20) WUNDT, Volkerpsychologie I, Die Sprache, II стр. 245, 243. Sprachgeschichte und Sprachpsychologie, 1901, стр. 70f. В измененном виде определение предложения ВУНДТа воспринял ДИТТРИХ, Grundzuge der Sprachpsychologie I, стр. 41, прим. 4 (см. «Philosophische Studien» ВУНДТа, т. 19, стр. 93f. BRUGMANN, Kurze vergleichende Grammatik der indogermanischen Sprachen, 1904, стр. 623f также, по-видимому, в основном следует за WUNDT.

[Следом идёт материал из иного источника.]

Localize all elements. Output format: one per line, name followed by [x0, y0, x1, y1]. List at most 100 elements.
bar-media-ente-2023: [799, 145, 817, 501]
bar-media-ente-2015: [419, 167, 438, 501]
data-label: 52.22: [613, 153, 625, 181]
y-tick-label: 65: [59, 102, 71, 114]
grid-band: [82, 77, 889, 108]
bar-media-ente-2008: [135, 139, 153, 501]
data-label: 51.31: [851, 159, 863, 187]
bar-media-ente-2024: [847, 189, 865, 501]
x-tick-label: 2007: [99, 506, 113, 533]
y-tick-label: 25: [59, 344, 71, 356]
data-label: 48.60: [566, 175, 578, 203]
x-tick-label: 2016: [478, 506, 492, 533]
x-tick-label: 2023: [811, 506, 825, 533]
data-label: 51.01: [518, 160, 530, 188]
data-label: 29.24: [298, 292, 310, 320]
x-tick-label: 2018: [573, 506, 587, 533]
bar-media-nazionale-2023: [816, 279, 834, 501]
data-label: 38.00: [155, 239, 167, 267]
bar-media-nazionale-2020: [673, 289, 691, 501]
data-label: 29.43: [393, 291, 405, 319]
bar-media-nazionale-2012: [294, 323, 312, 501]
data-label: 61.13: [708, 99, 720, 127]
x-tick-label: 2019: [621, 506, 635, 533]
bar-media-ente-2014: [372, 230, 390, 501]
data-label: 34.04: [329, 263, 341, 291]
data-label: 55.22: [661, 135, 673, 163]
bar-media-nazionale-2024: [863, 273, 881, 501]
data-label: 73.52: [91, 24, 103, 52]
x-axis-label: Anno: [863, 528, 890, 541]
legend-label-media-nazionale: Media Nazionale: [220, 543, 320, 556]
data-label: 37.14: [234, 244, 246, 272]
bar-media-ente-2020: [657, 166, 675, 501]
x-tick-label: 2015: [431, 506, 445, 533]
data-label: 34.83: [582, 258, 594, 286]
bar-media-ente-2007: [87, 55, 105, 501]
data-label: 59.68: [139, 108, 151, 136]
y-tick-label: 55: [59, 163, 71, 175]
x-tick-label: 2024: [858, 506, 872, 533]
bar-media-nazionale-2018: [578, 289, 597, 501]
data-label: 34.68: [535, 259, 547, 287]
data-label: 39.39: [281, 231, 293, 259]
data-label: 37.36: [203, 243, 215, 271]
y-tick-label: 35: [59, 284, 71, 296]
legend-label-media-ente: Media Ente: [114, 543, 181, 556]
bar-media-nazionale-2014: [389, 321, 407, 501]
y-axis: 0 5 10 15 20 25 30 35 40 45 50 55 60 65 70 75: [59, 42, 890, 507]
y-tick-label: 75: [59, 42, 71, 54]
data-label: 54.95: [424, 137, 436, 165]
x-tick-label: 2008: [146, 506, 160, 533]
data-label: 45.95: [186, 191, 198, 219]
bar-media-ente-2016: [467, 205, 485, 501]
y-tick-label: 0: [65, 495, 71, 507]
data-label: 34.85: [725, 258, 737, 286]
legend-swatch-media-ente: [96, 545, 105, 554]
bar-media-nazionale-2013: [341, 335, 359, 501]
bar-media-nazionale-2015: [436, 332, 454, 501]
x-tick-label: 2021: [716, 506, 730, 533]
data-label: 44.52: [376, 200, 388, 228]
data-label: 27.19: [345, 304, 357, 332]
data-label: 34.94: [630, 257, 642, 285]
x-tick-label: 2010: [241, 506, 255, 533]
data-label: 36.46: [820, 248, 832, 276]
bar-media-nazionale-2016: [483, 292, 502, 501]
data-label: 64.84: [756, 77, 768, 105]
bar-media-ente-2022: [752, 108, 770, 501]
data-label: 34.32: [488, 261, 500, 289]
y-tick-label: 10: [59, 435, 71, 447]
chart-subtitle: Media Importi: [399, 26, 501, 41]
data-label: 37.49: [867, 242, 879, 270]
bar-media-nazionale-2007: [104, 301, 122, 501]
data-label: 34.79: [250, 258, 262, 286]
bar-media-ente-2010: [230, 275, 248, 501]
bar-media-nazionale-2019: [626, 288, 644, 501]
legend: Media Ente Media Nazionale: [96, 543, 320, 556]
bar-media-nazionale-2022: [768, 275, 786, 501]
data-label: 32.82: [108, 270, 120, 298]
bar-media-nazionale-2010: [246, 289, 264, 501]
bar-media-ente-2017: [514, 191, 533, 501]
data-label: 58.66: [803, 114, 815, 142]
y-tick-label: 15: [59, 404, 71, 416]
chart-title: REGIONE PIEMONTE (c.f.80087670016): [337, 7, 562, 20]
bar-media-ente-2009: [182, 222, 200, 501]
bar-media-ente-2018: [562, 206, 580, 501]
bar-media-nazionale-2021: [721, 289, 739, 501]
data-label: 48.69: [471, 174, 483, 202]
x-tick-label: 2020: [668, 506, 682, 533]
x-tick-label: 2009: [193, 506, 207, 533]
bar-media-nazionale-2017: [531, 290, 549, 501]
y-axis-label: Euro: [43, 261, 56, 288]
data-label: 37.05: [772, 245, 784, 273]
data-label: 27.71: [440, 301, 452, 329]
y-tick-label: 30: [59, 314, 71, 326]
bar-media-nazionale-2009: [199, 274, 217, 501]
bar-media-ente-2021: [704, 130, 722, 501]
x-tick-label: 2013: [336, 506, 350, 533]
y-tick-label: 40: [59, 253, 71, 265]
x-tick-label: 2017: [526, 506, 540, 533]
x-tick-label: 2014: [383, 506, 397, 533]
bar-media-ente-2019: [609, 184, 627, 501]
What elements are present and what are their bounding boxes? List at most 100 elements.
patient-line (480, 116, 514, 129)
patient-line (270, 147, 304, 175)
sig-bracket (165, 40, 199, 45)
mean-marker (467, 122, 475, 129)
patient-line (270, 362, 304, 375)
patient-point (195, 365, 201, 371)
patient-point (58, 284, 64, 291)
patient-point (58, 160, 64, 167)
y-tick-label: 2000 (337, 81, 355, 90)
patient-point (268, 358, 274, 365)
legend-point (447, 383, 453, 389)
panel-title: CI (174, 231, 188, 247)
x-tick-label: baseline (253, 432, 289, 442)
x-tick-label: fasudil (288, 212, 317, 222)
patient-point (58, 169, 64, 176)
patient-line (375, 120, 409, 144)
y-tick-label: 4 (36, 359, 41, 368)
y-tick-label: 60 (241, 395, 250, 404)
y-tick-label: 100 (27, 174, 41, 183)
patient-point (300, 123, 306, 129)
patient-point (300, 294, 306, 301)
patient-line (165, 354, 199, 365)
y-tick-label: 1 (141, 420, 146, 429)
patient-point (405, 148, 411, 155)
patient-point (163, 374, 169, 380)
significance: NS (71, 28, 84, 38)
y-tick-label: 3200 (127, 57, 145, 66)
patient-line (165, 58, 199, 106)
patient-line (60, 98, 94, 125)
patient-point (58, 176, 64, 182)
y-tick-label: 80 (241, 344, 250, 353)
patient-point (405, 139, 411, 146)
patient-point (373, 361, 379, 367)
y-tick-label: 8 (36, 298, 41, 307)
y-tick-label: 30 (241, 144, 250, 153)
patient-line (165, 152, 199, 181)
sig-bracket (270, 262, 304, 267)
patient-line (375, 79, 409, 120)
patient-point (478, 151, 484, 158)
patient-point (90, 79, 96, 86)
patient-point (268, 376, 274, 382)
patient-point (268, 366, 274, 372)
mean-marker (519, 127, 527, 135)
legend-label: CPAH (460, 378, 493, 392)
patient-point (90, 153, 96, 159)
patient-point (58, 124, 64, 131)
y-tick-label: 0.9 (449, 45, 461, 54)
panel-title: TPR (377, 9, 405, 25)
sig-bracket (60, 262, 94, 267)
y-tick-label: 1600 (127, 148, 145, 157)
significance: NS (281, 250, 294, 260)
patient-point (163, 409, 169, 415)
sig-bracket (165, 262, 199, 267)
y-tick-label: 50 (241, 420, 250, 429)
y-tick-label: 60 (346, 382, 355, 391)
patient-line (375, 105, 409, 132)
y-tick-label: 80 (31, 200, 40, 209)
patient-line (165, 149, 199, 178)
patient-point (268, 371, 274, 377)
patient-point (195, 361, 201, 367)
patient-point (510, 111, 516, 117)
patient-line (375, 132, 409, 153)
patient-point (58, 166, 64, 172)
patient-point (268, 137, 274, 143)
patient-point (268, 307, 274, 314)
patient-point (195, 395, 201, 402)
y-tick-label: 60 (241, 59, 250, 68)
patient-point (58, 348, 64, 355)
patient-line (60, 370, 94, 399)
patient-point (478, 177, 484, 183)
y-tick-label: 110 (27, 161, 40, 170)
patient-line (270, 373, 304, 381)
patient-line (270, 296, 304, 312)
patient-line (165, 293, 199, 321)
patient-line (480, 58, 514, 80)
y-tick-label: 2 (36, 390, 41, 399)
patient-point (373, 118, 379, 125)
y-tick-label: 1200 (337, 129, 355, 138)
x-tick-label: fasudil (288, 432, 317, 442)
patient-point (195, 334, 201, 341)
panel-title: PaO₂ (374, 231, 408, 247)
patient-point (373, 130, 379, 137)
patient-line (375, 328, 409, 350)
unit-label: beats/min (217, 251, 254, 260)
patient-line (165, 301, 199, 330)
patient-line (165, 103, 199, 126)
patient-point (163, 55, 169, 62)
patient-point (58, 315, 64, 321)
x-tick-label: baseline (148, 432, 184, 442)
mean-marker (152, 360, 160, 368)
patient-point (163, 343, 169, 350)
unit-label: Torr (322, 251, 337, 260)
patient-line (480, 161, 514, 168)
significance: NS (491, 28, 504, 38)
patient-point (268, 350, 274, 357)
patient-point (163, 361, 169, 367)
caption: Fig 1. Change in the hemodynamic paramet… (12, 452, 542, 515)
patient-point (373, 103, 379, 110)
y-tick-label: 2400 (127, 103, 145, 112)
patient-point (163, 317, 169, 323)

21) WUNDT, Logic I, стр. 154f

22) Если Вундт понимает пропозицию как языковое выражение произвольного структурирования общей концепции, то это, очевидно, связано с тем, что он рассматривает суждение как функцию апперцепции, но отличает процессы апперцепции как процессы, формирующиеся в активном (т.е. произвольном) состоянии внимания, от ассоциаций, которые предполагают лишь пассивное состояние внимания (пассивная апперцепция). Об этом см. замечания ниже в разделе 3.

23) Это относится и к книге BREAL, Essai de semantique, 1897, хотя здесь 24-я глава посвящена «Логике языка» (стр. 243f).

24) Ср. обоснованное замечание в книге БЕННО ЭРДМАННА «Логика I», стр. IX. В «Философских трактатах», посвященных ХРИСТОФУ СИГВАРТУ, он сам дал «Наброски по психологии

мышления», стр. if. В остальном, среди психологов, в частности, ЛИППС также рассматривал логические факты с психологической точки зрения.

25) SIGWART, Logik, 3-е издание.

26) BENNO ERDMANN, Logik I, pp. 8, 304г, 462f.

27) BENNO ERDMANN, Logik I, стр. 334, cf. 107

28) HUSSERL, Logische Untersuchungen II, pp. 679f, 482f, 78f. Если, кстати, HUSSERL хочет найти эту точку зрения и у SIGWART, то это основано на недоразумении.

29) Более подробно см. раздел 5.

30) Эта проблема затрагивается в BENNO ERDMANN, Logik I, стр. 462f.

31) MEINONG, Uber Annahmen, 1902, кажется, близко подходит к этой проблеме. «Предположения» – это, по мнению Мейнонга, «область фактов», которая стоит посередине «между понятиями и суждениями». Это утверждения, которые, как и суждения, являются либо утвердительными, либо отрицательными, но которые, в отличие от суждений, лишены убежденности (сознания истинности). Однако Мейнонг в своем исследовании иногда достаточно близко подходит к нашему вопросу. Сам способ, которым он определяет понятие предположения, делает невозможным для него с самого начала постижение концепции эмоционального мышления. Ведь предположения Мейнонга в конечном счете являются не более чем гипотетическими установками мыслимого, которое, однако, не мыслится как реальное. Следует, однако, признать, что MEINONG вскрыл и осветил ряд проблем, которые до сих пор не рассматривались или рассматривались недостаточно. С предположениями мы будем сталкиваться чаще.